Les immunités biostatiques reconnues aux juifs ne semblent pas, cependant, aussi constantes, ou aussi générales, que l’ont imaginé quelques-uns. On a ainsi cru longtemps que les juifs du moyen âge avaient échappé à la peste noire. C’était un des griefs du peuple contre eux ; on les accusait de répandre la peste, parce qu’ils semblaient en être moins souvent atteints que les chrétiens. A chaque épidémie, on les voyait empoisonner les puits et les fontaines. Nous savons, aujourd’hui, que la peste ne s’est pas toujours arrêtée à la porte des juiveries.

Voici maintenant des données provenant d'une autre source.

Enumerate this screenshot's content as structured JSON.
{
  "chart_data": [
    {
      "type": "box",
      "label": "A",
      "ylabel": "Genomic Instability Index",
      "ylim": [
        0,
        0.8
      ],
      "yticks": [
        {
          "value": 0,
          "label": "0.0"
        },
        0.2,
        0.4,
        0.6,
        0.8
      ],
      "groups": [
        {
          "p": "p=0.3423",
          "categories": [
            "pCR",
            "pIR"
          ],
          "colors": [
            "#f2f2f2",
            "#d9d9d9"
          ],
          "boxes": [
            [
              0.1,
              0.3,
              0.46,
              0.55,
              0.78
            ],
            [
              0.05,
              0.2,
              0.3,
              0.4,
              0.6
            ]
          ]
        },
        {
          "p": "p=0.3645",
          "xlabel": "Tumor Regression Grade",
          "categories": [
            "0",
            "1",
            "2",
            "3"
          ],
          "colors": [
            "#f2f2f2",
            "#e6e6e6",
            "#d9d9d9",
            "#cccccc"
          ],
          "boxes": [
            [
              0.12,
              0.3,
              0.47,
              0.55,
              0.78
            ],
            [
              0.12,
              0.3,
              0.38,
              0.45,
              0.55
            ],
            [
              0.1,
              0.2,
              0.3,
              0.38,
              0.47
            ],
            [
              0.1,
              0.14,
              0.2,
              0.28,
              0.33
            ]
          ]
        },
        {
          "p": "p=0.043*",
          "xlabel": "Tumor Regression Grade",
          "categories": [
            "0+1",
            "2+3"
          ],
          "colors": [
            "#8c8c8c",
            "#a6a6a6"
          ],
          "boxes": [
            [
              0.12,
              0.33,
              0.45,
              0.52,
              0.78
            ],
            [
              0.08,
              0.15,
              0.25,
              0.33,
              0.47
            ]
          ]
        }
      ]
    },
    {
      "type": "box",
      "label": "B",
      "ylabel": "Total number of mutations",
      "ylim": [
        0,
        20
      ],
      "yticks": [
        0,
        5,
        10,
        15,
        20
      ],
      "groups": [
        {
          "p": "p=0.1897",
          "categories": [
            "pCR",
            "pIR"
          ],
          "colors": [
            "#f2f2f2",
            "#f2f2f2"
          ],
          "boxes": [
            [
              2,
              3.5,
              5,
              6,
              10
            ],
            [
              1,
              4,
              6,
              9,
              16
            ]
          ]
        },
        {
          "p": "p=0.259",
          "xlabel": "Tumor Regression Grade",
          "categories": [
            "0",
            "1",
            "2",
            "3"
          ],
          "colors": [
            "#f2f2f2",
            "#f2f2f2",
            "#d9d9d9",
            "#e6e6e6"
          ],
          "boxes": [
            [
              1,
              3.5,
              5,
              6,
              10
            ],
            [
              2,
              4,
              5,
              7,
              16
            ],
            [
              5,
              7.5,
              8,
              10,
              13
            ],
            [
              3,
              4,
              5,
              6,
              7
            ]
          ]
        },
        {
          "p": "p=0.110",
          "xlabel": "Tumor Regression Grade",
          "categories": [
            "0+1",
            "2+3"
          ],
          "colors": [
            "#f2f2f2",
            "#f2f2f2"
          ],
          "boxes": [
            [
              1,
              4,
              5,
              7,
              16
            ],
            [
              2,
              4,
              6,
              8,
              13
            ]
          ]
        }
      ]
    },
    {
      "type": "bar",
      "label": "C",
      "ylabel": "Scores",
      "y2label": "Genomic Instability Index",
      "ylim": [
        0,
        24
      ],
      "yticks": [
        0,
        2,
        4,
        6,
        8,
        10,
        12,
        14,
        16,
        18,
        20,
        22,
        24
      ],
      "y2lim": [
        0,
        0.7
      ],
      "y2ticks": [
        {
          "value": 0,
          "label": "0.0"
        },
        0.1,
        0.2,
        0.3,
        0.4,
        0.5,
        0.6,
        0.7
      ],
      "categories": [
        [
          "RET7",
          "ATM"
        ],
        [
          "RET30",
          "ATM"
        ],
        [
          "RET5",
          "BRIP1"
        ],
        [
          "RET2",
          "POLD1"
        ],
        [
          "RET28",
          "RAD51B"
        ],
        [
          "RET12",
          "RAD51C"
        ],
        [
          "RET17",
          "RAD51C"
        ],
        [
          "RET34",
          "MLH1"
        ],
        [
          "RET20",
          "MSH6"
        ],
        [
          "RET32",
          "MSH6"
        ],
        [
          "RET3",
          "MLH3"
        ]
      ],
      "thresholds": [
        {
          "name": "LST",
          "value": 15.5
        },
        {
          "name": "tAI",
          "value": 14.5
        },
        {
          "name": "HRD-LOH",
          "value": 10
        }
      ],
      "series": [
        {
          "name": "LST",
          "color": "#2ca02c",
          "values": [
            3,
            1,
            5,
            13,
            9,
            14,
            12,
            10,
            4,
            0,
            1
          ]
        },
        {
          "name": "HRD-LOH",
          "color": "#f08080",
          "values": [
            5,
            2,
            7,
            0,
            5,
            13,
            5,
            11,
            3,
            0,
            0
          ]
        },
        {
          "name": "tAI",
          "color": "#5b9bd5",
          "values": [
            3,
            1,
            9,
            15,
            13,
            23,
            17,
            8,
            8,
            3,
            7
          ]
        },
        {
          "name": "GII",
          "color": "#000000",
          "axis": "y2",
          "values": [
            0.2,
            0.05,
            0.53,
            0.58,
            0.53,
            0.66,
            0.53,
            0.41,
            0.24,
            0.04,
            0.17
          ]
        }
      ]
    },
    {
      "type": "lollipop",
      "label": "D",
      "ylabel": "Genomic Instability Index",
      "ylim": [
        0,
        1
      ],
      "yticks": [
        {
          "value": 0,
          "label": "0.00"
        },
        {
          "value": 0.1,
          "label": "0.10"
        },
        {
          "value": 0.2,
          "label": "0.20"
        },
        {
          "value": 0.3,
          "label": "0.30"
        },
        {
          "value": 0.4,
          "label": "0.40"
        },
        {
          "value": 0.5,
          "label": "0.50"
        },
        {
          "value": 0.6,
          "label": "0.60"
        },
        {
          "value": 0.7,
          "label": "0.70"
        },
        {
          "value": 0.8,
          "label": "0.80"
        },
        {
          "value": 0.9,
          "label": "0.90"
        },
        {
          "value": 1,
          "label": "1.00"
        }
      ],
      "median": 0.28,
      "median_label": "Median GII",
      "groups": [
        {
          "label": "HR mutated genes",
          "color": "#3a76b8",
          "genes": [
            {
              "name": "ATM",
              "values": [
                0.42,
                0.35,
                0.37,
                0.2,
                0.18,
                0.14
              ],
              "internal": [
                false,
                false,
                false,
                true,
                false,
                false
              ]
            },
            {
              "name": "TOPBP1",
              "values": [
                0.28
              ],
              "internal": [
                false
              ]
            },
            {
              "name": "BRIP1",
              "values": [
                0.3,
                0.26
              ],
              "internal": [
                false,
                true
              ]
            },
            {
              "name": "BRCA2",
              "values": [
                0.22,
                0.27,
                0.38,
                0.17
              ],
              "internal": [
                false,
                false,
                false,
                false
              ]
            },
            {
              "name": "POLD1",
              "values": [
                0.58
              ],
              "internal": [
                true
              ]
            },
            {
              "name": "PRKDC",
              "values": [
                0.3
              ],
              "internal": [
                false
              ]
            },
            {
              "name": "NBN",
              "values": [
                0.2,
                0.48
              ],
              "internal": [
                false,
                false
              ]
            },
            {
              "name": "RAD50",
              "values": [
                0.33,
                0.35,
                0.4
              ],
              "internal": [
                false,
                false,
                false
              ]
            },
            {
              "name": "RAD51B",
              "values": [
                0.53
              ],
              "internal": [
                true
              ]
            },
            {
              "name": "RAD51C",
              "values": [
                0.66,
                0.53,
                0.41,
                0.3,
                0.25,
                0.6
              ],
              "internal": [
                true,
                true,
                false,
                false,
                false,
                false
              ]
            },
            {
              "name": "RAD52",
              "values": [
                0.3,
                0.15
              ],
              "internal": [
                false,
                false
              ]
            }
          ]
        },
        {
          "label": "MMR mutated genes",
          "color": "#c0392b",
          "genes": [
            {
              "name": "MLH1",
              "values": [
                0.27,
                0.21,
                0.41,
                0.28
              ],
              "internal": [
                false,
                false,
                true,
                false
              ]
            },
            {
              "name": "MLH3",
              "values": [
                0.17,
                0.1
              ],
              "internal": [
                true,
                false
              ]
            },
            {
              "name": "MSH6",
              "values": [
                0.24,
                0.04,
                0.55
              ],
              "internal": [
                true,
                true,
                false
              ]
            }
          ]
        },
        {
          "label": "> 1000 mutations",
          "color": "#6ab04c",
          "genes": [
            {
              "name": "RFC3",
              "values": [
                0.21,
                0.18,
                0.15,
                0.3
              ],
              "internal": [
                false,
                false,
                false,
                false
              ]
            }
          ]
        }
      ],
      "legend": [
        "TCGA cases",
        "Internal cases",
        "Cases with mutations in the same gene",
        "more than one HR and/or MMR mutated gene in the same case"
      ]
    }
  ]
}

De même, à des époques plus rapprochées, pour les épidémies de choléra, il n’est pas exact que les juifs en soient partout sortis indemnes. Il faut rabattre de ces privilèges devant la maladie et devant la mort. Tous les juifs n’y participent pas également, ce qu’explique moins la diversité de leurs origines que la différence de leurs conditions d’existence. Prenons la maladie qui fait le plus de ravages en Europe, la tuberculose, la phtisie. Tandis qu’à Londres, jusque dans les misérables bouges de Whitechapel, les médecins anglais ont observé que la consomption était infiniment plus rare parmi les israélites que parmi les chrétiens[1], en Pologne, en Russie, on a remarqué que la phtisie, comme les scrofules, atteignait fréquemment les juifs. Ils semblent même y avoir une prédisposition. Le juif de Lithuanie, de Pologne, de Petite-Russie, est souvent caractérisé

  1. Voyez, par exemple, le docteur Behrend : Nineteenth Century, septembre 1889. Le Census Bulletin américain (décembre 1890) fait les mêmes remarques pour les États-Unis.